第3話 リリアの友人
リリアは学生寮を借りることができない。
学生寮は貴族向けに設計されており、賃貸料がべらぼうに高い。
だから彼女は近くの古いアパートで暮らしている。
「寧ろ、建っていることが奇跡ってくらい、ボロボロ。
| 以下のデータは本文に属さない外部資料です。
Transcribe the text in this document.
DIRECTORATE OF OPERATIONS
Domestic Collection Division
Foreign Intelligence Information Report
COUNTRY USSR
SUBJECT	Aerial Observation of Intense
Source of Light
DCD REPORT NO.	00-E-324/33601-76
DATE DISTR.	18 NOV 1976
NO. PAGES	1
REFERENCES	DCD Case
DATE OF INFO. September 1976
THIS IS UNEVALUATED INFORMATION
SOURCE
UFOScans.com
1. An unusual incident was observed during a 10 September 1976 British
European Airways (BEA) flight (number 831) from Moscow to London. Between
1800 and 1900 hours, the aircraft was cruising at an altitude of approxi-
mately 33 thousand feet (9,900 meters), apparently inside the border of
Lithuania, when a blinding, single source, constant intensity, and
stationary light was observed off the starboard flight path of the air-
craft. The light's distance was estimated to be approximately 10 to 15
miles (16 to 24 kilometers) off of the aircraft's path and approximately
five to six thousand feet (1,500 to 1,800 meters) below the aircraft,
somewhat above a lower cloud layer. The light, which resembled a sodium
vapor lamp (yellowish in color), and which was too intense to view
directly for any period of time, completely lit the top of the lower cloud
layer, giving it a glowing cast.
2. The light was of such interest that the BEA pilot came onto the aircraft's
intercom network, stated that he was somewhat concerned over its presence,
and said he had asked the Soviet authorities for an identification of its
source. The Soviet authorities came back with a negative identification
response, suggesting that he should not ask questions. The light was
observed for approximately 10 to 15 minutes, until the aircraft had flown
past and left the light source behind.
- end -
でも、学校まではすぐ近くだし、ずっと欲しかった自分だけの部屋だし、ちょっと埃っぽいけれど、掃除すればなんとかいけるかな!」
そんなこんなで彼女は一週間ほど、学校生活を楽しむことにした。
ただ、別の問題はいまだに抱えていた、しかも初日からずっと。
クラスの誰もが口を聞いてくれない。
だから彼女は黙々と一人で授業を受け、一人で勉強し、一人で帰宅。
そんな彼女にとって、一番幸せな時間はお昼の学生食堂だった。
——実は、いくら食べても、ここだけは
そこで夕食分まで食べて食費を浮かす、それが彼女の最初の生活スタイルだった。
でも、目が怖いからいつも急いで主菜を食べて、パンを二、三枚カバンにしまう。
そしてそれを屋上で食べるという、少し淋しい学校生活。
そんないつもの如く、昼食の残りを屋上で食べている、そんな時。
「リリアは食べるのが大好きよねー」
ここ一週間、誰にも話しかけられなかった。
自分から話しかけようかとも思ったが、流石に恐れ多くて喋ることができないし、何よりお貴族様の話題についていける気がしない。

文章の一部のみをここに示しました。